用户提交应用程序时,应用程序的SparkContext会向Master发送注册应用信息,并由Master给该应用分配Executor,Executor启动后会向SparkContext发送注册成功消息。

(1) 在SparkContext创建过程中会先实例化SchedulerBackend对象,standalone模式中实际创建的是StandaloneSchedulerBackend对象,在该对象启动过程中会继承父类DriverEndpoint和创建StandaloneAppClient的ClientEndpoint两个终端点。

在ClientEndpoint的tryRegisterAllMasters方法中创建注册线程池registerMasterThreadPool, 在该线程池中启动注册线程并向Master发送RegisterApplication注册应用的消息,代码如下:

 
  1. private def tryRegisterAllMasters(): Array[JFuture[_]] = {

  2. // 遍历所有的Master, 这是一个for推导式,会构造会一个集合

  3. for (masterAddress <- masterRpcAddresses) yield {

  4. // 在线程池中启动注册线程,当该线程读到应用注册成功标识registered==true时退出注册线程

  5. registerMasterThreadPool.submit(new Runnable {

  6. override def run(): Unit = try {

  7. if (registered.get) { // private val registered = new AtomicBoolean(false) 原子类型

  8. return

  9. }

  10. logInfo("Connecting to master " + masterAddress.toSparkURL + "...")

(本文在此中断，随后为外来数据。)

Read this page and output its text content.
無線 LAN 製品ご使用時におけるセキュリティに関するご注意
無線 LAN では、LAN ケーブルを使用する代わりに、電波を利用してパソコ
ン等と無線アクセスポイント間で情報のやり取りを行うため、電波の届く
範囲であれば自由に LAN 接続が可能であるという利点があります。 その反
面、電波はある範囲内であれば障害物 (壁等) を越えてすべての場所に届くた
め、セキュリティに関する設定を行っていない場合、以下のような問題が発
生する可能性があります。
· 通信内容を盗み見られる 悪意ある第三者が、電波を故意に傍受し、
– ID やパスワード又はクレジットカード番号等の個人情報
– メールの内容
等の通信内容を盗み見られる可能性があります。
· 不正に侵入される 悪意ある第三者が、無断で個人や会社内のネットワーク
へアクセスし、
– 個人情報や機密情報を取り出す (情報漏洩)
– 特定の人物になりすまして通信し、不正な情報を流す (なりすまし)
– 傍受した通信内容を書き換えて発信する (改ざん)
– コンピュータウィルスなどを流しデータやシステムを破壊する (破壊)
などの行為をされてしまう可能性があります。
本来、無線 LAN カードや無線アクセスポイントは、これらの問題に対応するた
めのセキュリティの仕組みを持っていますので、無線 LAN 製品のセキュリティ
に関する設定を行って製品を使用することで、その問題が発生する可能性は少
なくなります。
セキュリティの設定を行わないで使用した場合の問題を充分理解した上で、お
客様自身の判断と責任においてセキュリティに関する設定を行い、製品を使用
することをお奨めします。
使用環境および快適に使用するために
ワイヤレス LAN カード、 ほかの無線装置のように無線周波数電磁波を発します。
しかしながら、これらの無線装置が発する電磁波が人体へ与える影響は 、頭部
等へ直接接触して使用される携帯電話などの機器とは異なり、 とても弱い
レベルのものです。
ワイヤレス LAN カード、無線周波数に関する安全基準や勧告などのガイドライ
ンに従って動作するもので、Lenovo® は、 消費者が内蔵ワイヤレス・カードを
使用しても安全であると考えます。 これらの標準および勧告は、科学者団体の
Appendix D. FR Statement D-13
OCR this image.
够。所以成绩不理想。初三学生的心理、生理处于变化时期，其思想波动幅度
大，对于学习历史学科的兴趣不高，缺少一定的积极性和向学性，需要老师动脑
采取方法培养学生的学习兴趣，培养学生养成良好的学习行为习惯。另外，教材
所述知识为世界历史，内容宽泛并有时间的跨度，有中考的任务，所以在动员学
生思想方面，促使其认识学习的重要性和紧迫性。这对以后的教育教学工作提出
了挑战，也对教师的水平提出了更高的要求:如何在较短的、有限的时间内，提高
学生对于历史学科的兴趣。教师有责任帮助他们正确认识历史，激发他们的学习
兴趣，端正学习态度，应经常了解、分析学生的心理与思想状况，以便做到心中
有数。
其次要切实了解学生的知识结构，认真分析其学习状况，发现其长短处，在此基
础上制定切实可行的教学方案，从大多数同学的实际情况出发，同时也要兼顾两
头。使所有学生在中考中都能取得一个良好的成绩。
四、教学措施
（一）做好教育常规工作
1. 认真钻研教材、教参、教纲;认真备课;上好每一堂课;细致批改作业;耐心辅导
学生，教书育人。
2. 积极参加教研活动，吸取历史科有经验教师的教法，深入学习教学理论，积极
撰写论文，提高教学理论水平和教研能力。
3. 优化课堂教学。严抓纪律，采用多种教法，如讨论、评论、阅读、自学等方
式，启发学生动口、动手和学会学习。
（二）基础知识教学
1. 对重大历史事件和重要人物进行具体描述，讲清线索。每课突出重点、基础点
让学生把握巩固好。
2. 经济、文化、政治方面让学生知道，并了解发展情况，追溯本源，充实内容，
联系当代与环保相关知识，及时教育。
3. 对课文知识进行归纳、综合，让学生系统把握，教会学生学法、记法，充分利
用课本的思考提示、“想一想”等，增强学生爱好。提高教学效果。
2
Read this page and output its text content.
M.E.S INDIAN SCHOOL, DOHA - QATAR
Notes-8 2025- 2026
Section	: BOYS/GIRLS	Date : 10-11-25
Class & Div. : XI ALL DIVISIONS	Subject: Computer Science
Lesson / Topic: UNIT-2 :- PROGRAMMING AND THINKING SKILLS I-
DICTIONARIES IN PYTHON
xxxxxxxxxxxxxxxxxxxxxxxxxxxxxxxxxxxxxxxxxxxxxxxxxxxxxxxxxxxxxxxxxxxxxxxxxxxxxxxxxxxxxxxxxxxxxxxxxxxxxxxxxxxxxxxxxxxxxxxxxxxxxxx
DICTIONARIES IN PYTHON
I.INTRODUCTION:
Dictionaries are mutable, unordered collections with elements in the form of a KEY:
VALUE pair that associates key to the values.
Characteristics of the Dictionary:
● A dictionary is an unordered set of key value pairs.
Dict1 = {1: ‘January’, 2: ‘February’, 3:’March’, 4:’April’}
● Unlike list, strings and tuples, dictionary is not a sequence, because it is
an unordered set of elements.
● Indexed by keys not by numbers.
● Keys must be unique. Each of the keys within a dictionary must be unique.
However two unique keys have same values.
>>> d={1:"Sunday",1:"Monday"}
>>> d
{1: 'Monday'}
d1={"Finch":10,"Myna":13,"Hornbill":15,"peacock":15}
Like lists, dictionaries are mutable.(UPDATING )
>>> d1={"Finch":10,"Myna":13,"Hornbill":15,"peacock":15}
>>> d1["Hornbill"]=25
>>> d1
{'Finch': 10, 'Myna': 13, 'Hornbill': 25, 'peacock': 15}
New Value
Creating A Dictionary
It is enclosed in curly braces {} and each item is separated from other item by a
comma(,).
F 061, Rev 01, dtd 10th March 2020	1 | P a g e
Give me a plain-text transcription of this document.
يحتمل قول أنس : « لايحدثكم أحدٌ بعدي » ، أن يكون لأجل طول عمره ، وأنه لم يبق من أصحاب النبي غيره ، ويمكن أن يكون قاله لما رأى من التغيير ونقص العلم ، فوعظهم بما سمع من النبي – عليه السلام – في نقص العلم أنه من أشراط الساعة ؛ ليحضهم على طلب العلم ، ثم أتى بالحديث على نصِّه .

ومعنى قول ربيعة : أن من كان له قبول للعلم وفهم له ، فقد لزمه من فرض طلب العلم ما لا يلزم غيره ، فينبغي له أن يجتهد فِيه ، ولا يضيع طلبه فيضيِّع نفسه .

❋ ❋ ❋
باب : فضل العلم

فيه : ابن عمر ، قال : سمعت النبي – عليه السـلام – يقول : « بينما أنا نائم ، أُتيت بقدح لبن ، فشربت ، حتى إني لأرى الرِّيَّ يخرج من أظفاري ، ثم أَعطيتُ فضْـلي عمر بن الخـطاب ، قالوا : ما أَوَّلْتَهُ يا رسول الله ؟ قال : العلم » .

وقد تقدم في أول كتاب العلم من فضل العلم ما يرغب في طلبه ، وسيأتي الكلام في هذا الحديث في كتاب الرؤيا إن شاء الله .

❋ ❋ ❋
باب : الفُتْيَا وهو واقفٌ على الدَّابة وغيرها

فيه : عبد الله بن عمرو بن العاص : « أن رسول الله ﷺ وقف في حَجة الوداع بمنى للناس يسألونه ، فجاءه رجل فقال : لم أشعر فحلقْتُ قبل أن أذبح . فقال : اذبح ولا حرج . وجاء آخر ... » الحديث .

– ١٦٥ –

  11. val masterRef = rpcEnv.setupEndpointRef(masterAddress, Master.ENDPOINT_NAME)

  12. // 发送注册消息

  13. masterRef.send(RegisterApplication(appDescription, self))

  14. } catch {...}

  15. })

  16. }

  17. }

当Master接收到注册应用消息时,在registerApplication方法中记录应用信息并把该应用加入到等待运行列表中,发送注册成功消息RegisteredApplication给ClientEndpoint:

 
  1. override def receive: PartialFunction[Any, Unit] = {

  2. case ElectedLeader => {

  3. val (storedApps, storedDrivers, storedWorkers) = persistenceEngine.readPersistedData(rpcEnv)

  4. state = if (storedApps.isEmpty && storedDrivers.isEmpty && storedWorkers.isEmpty) {

  5. RecoveryState.ALIVE

  6. } else {

  7. RecoveryState.RECOVERING

  8. }

  9. logInfo("I have been elected leader! New state: " + state)

  10. if (state == RecoveryState.RECOVERING) {

  11. beginRecovery(storedApps, storedDrivers, storedWorkers)

  12. recoveryCompletionTask = forwardMessageThread.schedule(new Runnable {

  13. override def run(): Unit = Utils.tryLogNonFatalError {

  14. self.send(CompleteRecovery)

  15. }

  16. }, WORKER_TIMEOUT_MS, TimeUnit.MILLISECONDS)

  17. }

  18. }

  19.  
  20. case CompleteRecovery => completeRecovery()

  21.  
  22. case RevokedLeadership => {

  23. logError("Leadership has been revoked -- master shutting down.")

  24. System.exit(0)

  25. }

  26.  
  27. // 接收Worker发来的RegisteredAppliction消息

  28. case RegisterApplication(description, driver) => {

  29. // TODO Prevent repeated registrations from some driver

  30. if (state == RecoveryState.STANDBY) {

  31. // ignore, don't send response

  32. } else {

  33. logInfo("Registering app " + description.name)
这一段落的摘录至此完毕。